В такую ночь хорошо побродить до зари — все-таки можно дышать и не видишь неприятных, опротивевших лиц.

Но уже проверещали первые свистки — каждый спешит домой. Открывается дверь и захлопывается снова. Человек у себя в клетке. Покойной ночи, если у вас спокойная совесть! До утра!

Кое-где сквозь ставни пробивается желтый луч света. Кто-то копошится, кто-то ходит по комнате, курит, кашляет, ест свой скудный ужин. Думает, предоставленный самому себе.

А ведь по солнцу еще только десять часов. В мирное время весь город был на ногах, на треке играла музыка, в клубе стучали тарелки, на берегу Терека целовались влюбленные пары.

А теперь город предоставлен луне, ночи и самому себе.

Только Терек никак не может успокоиться, ничто не научит его быть менее болтливым. И потому Алексей Васильевич не любит его. Он раздражает, как надоедливый, непрошеный собеседник. У него нет тайн, он весь нараспашку. Положительно, в стране, где течет такая река, народ не может быть умен. Хе, хе, пожалуй, эта мысль не лишена остроты. Об этом не мешает подумать в свое время.

2

Алексей Васильевич идет не спеша. Он даже иногда помахивает своей палочкой по воздуху, описывает ею круг перед собой, потом ставит точки. Дикси. Я сказал.

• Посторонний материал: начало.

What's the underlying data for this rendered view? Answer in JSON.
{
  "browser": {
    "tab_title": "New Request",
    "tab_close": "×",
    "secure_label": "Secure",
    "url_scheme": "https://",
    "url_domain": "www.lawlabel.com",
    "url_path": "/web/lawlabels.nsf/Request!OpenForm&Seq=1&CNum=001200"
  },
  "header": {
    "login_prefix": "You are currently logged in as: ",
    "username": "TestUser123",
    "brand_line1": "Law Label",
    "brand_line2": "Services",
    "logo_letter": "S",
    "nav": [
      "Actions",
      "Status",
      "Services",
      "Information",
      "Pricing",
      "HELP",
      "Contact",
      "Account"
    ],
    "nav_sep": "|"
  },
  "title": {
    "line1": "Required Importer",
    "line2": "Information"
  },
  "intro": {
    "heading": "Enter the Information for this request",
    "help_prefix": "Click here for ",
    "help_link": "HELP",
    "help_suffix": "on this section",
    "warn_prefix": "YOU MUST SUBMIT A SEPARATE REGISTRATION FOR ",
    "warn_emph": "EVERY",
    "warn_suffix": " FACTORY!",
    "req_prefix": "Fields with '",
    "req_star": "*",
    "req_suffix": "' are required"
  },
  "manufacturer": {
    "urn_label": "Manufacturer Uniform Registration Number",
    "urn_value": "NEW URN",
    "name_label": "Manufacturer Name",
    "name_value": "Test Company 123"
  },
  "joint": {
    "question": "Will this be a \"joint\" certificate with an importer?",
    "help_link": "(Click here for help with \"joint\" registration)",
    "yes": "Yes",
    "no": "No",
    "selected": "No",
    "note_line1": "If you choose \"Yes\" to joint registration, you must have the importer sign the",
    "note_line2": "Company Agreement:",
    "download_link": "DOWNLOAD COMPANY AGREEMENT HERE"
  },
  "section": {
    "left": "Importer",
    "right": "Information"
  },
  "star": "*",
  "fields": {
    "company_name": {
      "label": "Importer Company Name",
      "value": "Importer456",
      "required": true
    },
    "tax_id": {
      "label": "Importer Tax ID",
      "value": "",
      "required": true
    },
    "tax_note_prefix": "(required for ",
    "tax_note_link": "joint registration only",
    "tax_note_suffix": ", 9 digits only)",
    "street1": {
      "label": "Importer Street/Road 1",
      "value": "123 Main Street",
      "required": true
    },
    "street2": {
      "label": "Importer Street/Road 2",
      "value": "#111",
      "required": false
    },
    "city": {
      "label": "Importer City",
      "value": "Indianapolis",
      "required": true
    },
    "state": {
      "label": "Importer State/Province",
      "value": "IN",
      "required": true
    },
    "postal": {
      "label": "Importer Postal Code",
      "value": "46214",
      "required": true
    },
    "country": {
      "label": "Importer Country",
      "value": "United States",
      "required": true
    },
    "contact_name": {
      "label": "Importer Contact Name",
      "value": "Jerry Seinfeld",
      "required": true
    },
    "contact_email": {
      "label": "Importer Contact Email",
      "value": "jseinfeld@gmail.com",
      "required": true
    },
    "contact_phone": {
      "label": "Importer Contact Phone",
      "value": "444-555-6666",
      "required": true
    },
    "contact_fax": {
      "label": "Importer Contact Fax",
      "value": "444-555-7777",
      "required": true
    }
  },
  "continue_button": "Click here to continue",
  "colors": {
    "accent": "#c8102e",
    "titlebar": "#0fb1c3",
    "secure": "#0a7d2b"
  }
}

Он не спешит, потому что в заднем кармане его брюк среди десятка всевозможных удостоверений и мандатов лежит пропуск. На лиловой бумажке — «разрешается хождение до двух часов ночи». Да. Будьте покойны — разрешается. С этим ничего не поделаешь. Пожалуйста, можете свистеть, сколько вам угодно. Это к нему не относится. Ни в какой мере. Он «спец», идущий с академического экстренного заседания облиткультколлегии, а может быть, только направляющийся туда. Но это неважно. Совершенно все равно. Я вам не обязан давать отчета. Разрешается — вот и все. Дикси. Я сказал!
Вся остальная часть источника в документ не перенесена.